Emis Killa e il caso Riccione: “Sul lungomare di sera c’è da aver paura”
Emis Killa si scaglia sui social contro Riccione. Il suo tweet di protesta diventa subito virale e scatena il dibattito. Il rapper di Vimercate usa parole molto dure contro la città romagnola. “Riccione – posta Emis Kilal – è diventata Marsiglia comunque. Una volta i giovani andavano lì a divertirsi, le famiglie anche. Ora dopo le diciotto, se sei un bravo ragazzo, devi avere paura a farti una passeggiata sul lungomare. Le manganellate nelle ginocchia ci vogliono”. Il rapper – si legge sul Giornale – paragona la città romagnola a Marsiglia. A quel punto, in risposta al tweet del rapper ne sono arrivati altri, molti altri E tutti di tenore sostenuto… Si passa dal “vabbé basta una nucleare sull’Italia e siamo felici tutti”, al “che posto di m….”.
C’è poi anche – prosegue il Giornale – chi prende la palla al balzo della provocazione del rapper e allora parla di manganelli e taser. “Verissimo Emi.

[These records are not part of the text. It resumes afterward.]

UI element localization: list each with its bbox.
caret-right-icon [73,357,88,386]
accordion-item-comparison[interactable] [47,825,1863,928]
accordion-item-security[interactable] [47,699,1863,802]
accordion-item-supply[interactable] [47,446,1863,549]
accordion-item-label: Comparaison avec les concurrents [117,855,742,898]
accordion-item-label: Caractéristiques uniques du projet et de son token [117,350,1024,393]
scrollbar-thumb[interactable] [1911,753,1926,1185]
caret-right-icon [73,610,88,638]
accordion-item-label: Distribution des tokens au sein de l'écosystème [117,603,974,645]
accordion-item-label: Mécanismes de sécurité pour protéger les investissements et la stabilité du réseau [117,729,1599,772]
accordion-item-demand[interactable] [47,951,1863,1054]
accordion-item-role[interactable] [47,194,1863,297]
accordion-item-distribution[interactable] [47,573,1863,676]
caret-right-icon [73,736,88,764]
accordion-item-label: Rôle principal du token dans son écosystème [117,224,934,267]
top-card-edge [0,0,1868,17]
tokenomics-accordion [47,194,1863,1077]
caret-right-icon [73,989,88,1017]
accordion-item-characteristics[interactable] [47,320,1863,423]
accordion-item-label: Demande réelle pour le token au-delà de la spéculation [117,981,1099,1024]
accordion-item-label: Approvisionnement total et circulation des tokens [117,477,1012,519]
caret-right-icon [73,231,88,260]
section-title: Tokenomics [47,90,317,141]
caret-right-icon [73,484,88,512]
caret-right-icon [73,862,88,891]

In molte città italiane ci vorrebbero persone apposta a battagliare le zone con manganelli e taser. Basta scherzare, con certi personaggi va usato il pugno di ferro“. E poi c’è chi evidentemente preoccupato e intimorito dalla situazione nella movida romagnola, ammette che qualcosa si è guastato e ormai non funziona decisamente più. “È molto difficile per me dire queste parole ma nei tre mesi estivi Riccione e Rimini non esistono più, sono in mano ad una delinquenza fuori dal comune. È rimasta solo la soluzione della linea dura“.